Alaskans set stakes for Murkowski on Supreme Court nominee Kavanaugh

U.S. Sen. Lisa Murkowski, R-Alaska, talks with Alaska Capitol reporters during a press availability following her annual address to the Alaska Legislature on Feb. 22, 2018. (Photo by Skip Gray/360 North)
U.S. Sen. Lisa Murkowski, R-Alaska, talks with Alaska Capitol reporters during a press availability following her annual address to the Alaska Legislature on Feb. 22, 2018. (Photo by Skip Gray/360 North)

Lisa Murkowski isn’t ready to say yet how she’ll vote on Brett Kavanaugh, President Donald Trump’s latest Supreme Court nominee.

The senator who could cast the decisive vote on the lifetime appointment says she’s reading Kavanaugh’s decisions and wants to hear from her constituents.

On Monday night, only one side weighed in.

The Senate schedule will keep Murkowski in D.C. most of August, so she experimented with a new way to reach her constituents: an online and telephonic town hall.

Hundreds of people took part. A dozen got to ask questions.

A funny thing happened: Alaska may be a red state, but not one person asked her to vote for Kavanaugh.

Murkowski told them she heard their concerns.

“I, too, do not want to turn back the clock when it comes to women’s reproductive rights,” Murkowski said. “I do not want to see Roe v. Wade overturned.”

The pool was a self-selected group that chose to spend an hour on the line with their U.S. senator and not a likely representative sample of Alaskans.

But the Alaskans who got to ask questions were chosen more or less randomly from that pool. They were not screened by subject matter.

Murkowski said Tuesday at the Capitol on that the listeners probably held a range of views, but it was puzzling to her that most – if not all – of the dozen who asked questions were opposed to the president’s agenda.

Listeners spoke about tariffs, the separation of families at the border, election security, abortion rights and climate change.

The callers expressed concerns about Kavanaugh’s position on voting rights, executive power and, of course, Roe v. Wade, the landmark abortion case.

“I don’t know why” no one asked pro-Trump questions, Murkowski said. “Perhaps if you are worried or concerned about something you are more apt to weigh in publicly.”

What Murkowski thinks of Kavanaugh matters.

She’s one of the few moderate Republicans who sometimes bucks her party.

It would sink the nomination if she and all the Democrats vote no.
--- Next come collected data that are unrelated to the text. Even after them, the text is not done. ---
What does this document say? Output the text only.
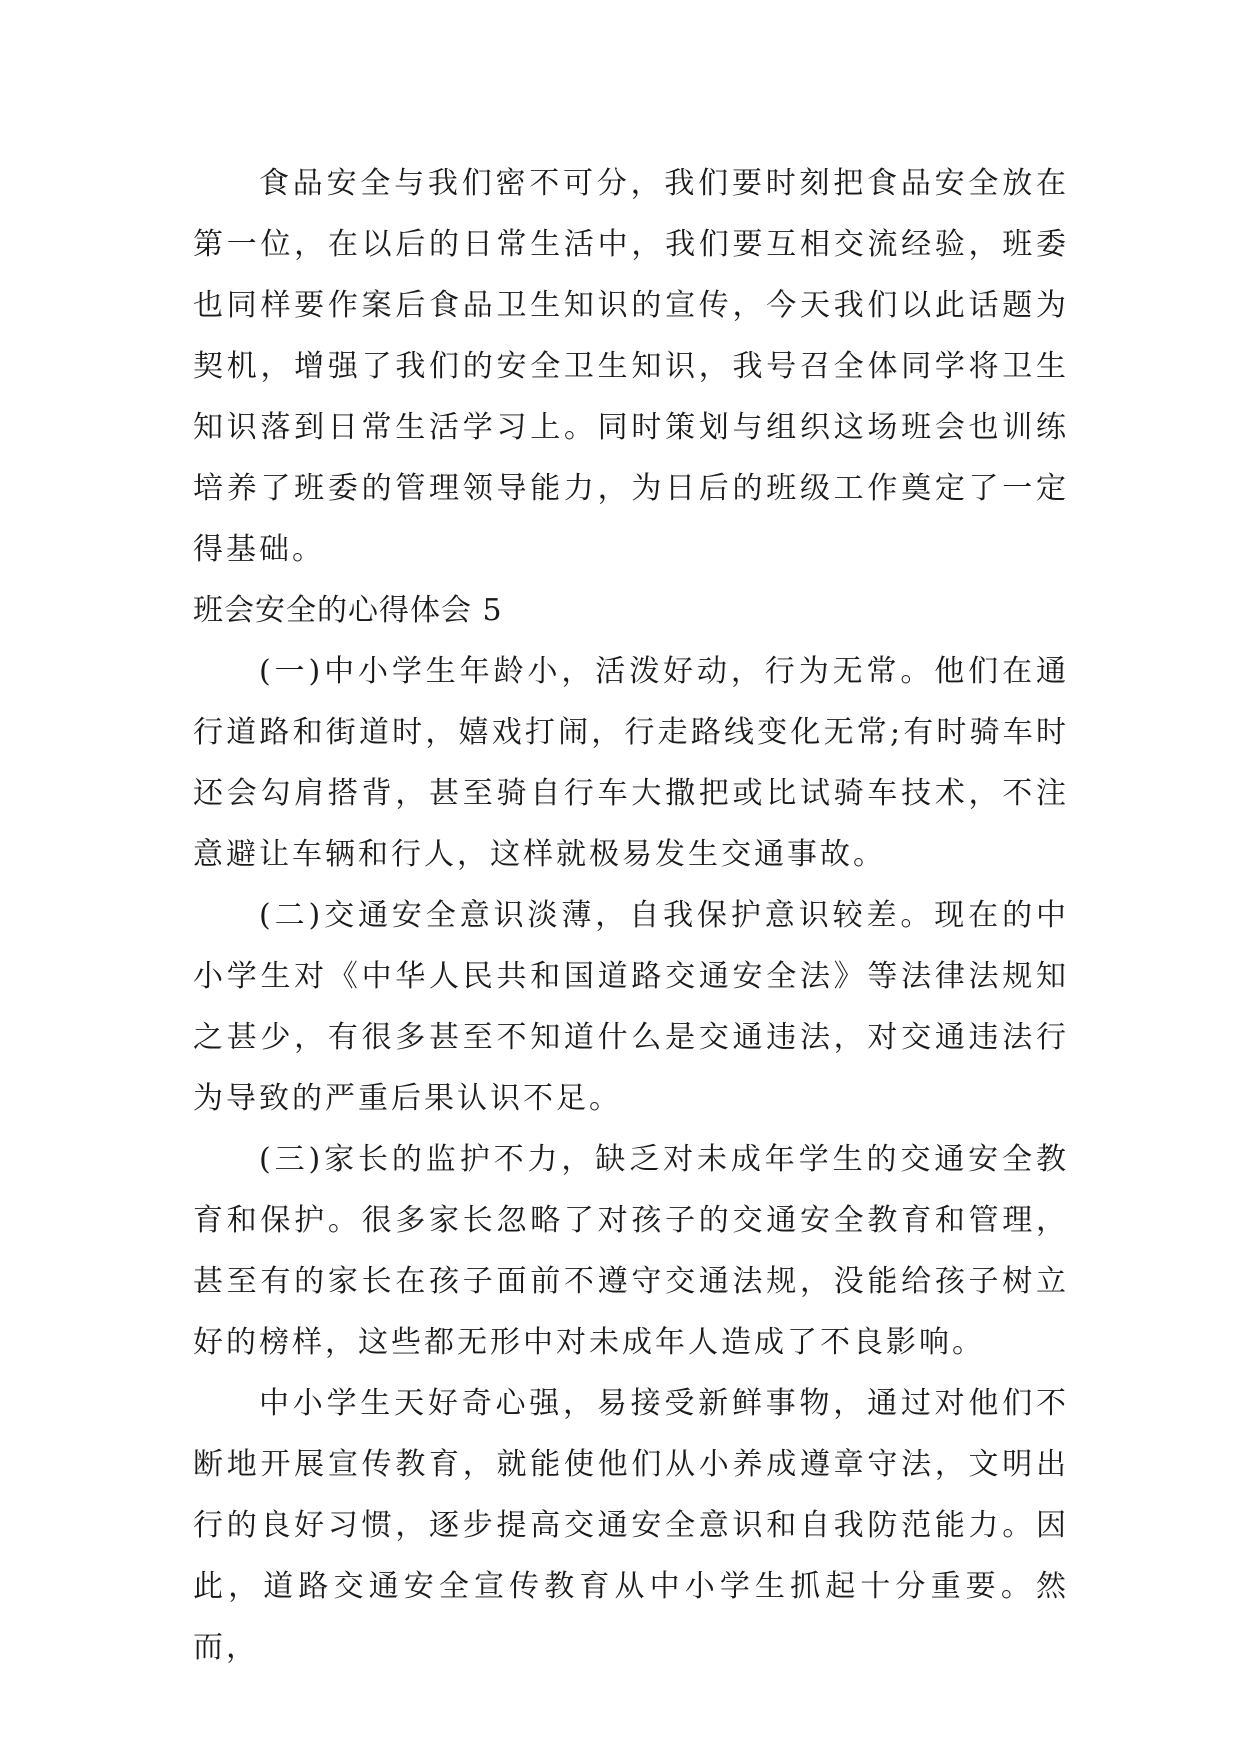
食品安全与我们密不可分，我们要时刻把食品安全放在第一位，在以后的日常生活中，我们要互相交流经验，班委也同样要作案后食品卫生知识的宣传，今天我们以此话题为契机，增强了我们的安全卫生知识，我号召全体同学将卫生知识落到日常生活学习上。同时策划与组织这场班会也训练培养了班委的管理领导能力，为日后的班级工作奠定了一定得基础。

班会安全的心得体会 5

(一)中小学生年龄小，活泼好动，行为无常。他们在通行道路和街道时，嬉戏打闹，行走路线变化无常;有时骑车时还会勾肩搭背，甚至骑自行车大撒把或比试骑车技术，不注意避让车辆和行人，这样就极易发生交通事故。

(二)交通安全意识淡薄，自我保护意识较差。现在的中小学生对《中华人民共和国道路交通安全法》等法律法规知之甚少，有很多甚至不知道什么是交通违法，对交通违法行为导致的严重后果认识不足。

(三)家长的监护不力，缺乏对未成年学生的交通安全教育和保护。很多家长忽略了对孩子的交通安全教育和管理，甚至有的家长在孩子面前不遵守交通法规，没能给孩子树立好的榜样，这些都无形中对未成年人造成了不良影响。

中小学生天好奇心强，易接受新鲜事物，通过对他们不断地开展宣传教育，就能使他们从小养成遵章守法，文明出行的良好习惯，逐步提高交通安全意识和自我防范能力。因此，道路交通安全宣传教育从中小学生抓起十分重要。然而，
So the stakes are high.

Still, Alaska conservatives aren’t too worried, said conservative talk-show host Dave Stieren, whose show is on KFQD.

Stieren said most of his conservative callers voted for Trump because of his potential Supreme Court picks, but Murkowski’s lack of an announced position isn’t ruffling their feathers.

“I have not gotten 20 callers in row, saying ‘Lisa Murkowski better vote for Kavanaugh,” Stieren said. “I don’t think they have the sense that she’s terribly opposed to him.”

As Stieren sees it, Murkowski supports the causes of her Democratic constituents so often, she could easily vote to confirm Cavanaugh without paying any political price for it.

“They need her more than she needs them. ‘So you’re angry at me. Boo-hoo. If I wanted to run and win again, I would run and win again. Where are you going to go?’” Stieren said, channeling an imaginary Murkowski reaction.

Alaska Republican Party Chairman Tuckerman Babcock said he’s not hearing a ton of concern about Murkowski’s vote on Kavanaugh either.

He believes Alaska Republicans think she’ll come around to confirm the nominee, even if it takes a while.

“This is very much how she conducts herself. Not a surprise,” Babcock said. “She’s very deliberative about these nominations, and she’s being very deliberative about this one.”

Babcock said if Murkowski votes against Kavanaugh on philosophical grounds — to try to preserve Roe v. Wade — the political cost to her would be dramatic.

Murkowski has been clear that she supports Roe, he said, and Alaska Republicans know that and have re-elected her anyway.

“But if she turns down a nominee solely because of one political issue, I think that would be very difficult for most Republicans to accept,” Babcock said.

Alaska Democratic Party Chair Casey Steinau said Alaska women who support reproductive rights will hold Murkowski to account if she doesn’t reject the nominee.

“If she goes ahead and supports Kavanaugh … I think she’s just throwing the support of women – Democrats, Republicans and independents, all across the board – just throwing their support in the garbage and saying ‘I don’t care what you think anymore and I’ve changed my mind,’” Steinau said. “I think it’s a very strong signal.”

Murkowski said she’s reading up on Brett Kavanaugh to prepare for her meeting with him, so she can form her own opinion.